Willaim West/AFP
Willaim West/AFP

Prestes a retornar às quadras, Serena Williams reforça cuidados contra a covid-19

Tenista norte-americana faz planos para jogar o US Open, Roland Garros e o restante do calendário da WTA

Redação, Estadão Conteúdo

09 de agosto de 2020 | 14h14

Seis meses se passaram desde o último torneio em que atuou a americana Serena Williams. A tenista de 38 anos tem um histórico de cirurgias recentes e, por isso, reforça os cuidados em relação ao coronavírus. Agora, ela tem está prestes a voltar às quadras para jogar nesta semana o Torneio de Lexington, nos Estados Unidos.

Será a primeira competição oficial no período de isolamento nos Estados Unidos. Serena também se cuida porque faz planos para jogar o US Open, Roland Garros e o restante do calendário da temporada da WTA.

O Torneio de Lexington, jogado em quadra dura, foi incluído recentemente no calendário e servirá como preparação para o US Open, em Nova York, marcado para começar no dia 31 deste mês. Há, porém, uma preocupação com a competição, já que a região de Kentucky vive o alerta do recrudescimento do coronavírus, sendo que o estado americano registrou mais de 500 novos casos na última sexta.

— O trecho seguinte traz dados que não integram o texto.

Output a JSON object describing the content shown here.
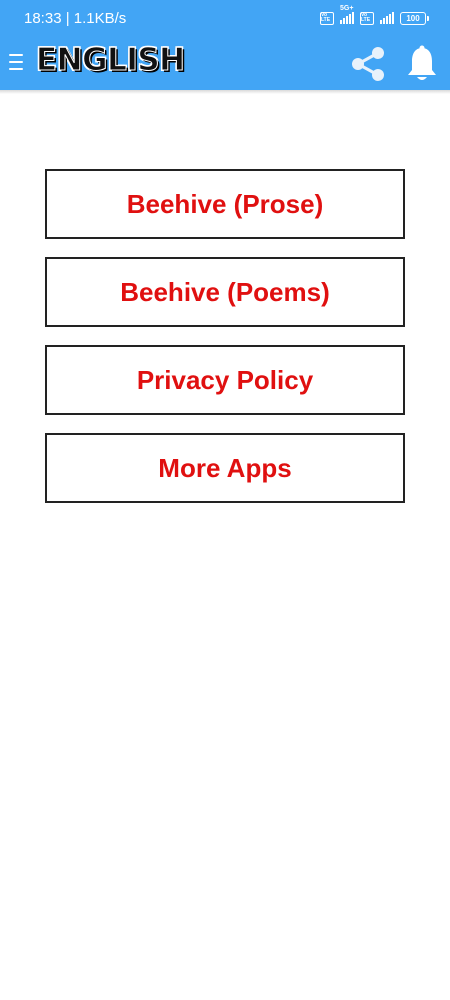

O primeiro evento WTA nos Estados Unidos desde março será realizado em um palco sem espectadores e incluirá tenistas como Venus Williams, irmã de Serena, Victoria Azarenka, Sloane Stephens e a jovem em ascensão Coco Gauff.

Serena Williams, atualmente nona no ranking da WTA, participará de seu primeiro campeonato desde que disputou em fevereiro a Fed Cup, competição entre países. Neste ano, a americana também disputou o Torneio de Auckland, na Nova Zelândia, do qual foi campeã, e parou na terceira fase do Aberto da Austrália. A pandemia de coronavírus rapidamente forçou a suspensão de todos os esportes em um mês e deu início a um longo período sem jogos.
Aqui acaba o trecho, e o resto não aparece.